Il s'agissait d'une personne d'une quarantaine d'années, au visage non maquillé et encore un peu joli, mais guère plus, qui évoquait non pas la pauvreté, mais la gène. Ses mains blanches étaient sèches, sillonnées de micro coupures, et ses cheveux beige ondulés n'avaient plus aucun gonflant. Elle s'assit en esquissant un sourire qui parut à Raphaël à la fois vulgaire et rassurant. Sans la connaître, il fit immédiatement confiance à cette femme. Il n'eut donc aucun mal à engager la conversation. Après quelques banalités, il en vint au sujet que toutes les femmes aiment évoquer : "Vous avez des enfants ?
- J'ai une fille, un peu plus jeune que vous. Quel âge avez-vous ? 28 ? 29 ans ?
- 29 ans.
- Elle a 23 ans. C'est encore une enfant pour sa mère, je ne vous apprends rien : vous savez comme sont les mères." Ayant dit cela, elle fit une pause, et regarda de l'autre côté de l'allée, par la fenêtre, cherchant à cacher un trouble.
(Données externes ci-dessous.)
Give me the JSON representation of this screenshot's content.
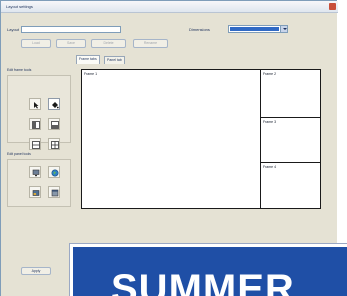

Puis, se reprenant, elle poursuivit : "Elle est à l'université en communication. Elle aimerait travailler dans les relations publiques. Elle a bien le contact. Très vivante, très indépendante, vous voyez." Raphaël sentait qu'elle avait envie d'en dire plus, mais qu'elle se contenait, soit pudeur, soit pour éviter simplement d'importuner son interlocuteur. "Avez-vous des frères et soeurs ?" demanda-t-elle - elle avait gagné sur elle même et contenait son désir de parler de sa fille.
"- Non, je suis fils unique", répondit Raphaël en espérant que la conversation n'allait pas trop tourner autour de lui.
"- Je suis sûr que vous vous entendriez bien avec ma fille.
- Je n'en doute pas.
- Au fait, j'oubliais de vous demander : où descendez-vous ?" Raphaël sentit sa jugulaire se remplir sous une pression plus forte qu'à l'ordinaire. Que faire ? Sans doute la vérité ne porterait-elle ici pas à conséquence. Il décida de prendre le risque. "Je descends à Dijon", répondit-il avec un sourire qu'il se forca à rendre aussi naturel qu'insignifiant. "Et vous ?"
"- Oh, moi, juste un peu plus bas". Ce fut la fin de leur courte discussion. La période de silence qui suivit permit à la dame de fermer les yeux pour somnoler un temps assez long. Raphaël était à moitié rassuré. Pendant leur échange, malgré la douleur, il était parvenu à faire passer sa douleur au second plan. Une chose l'intriguait : pourquoi la dame n'avait-elle pas dit exactement où elle allait. peut-être cela n'avait-il aucune importance, pourtant elle venait de le lui demander. En obtenant de lui ce renseignement et ne lui rendant pas la pareille, elle le plaçait en position d'infériorité, obligeant à lui poser la question, montrant qu'il s'intéressait à son histoire. Sans doute n'attend-elle que ça, pensa-t-il. A y réfléchir, il trouvait bizarre cette femme qui prenait le train avec un vieil imperméable qui laissait dépasser une jupe défraichie, sans sac à main, et qui s'était mise à lui parler, à lui. Et pourtant, et POURTANT ! il ne pouvait se départir de ressentir, pour elle, une certaine forme de confiance, ce qui l'agaçait et en même temps lui faisait très légèrement plaisir, sans qu'il y comprît rien lui-même.
Au bout d'un temps indéterminé, le train finit par s'arrêter en gare de Dijon. Raphaël se tourna vers sa voisine. A ce moment, celle-ci lui jeta un regard désespéré. "Tenez, je suis folle d'agir ainsi, mais j'ai l'intuition que je ne vous ai pas rencontré par hasard. Voici mes coordonnées. Sauvez ma fille." Elle lui tendit un papier, et à peine l'eut-il pris qu'elle le poussait vers la porte sans que ses questions trouvassent réponse. Raphaël resta quelques secondes, immobile sur le quai que désertaient les voyageurs, profondément troublé. Le visage subitement suppliant de cette femme restait gravé dans son esprit.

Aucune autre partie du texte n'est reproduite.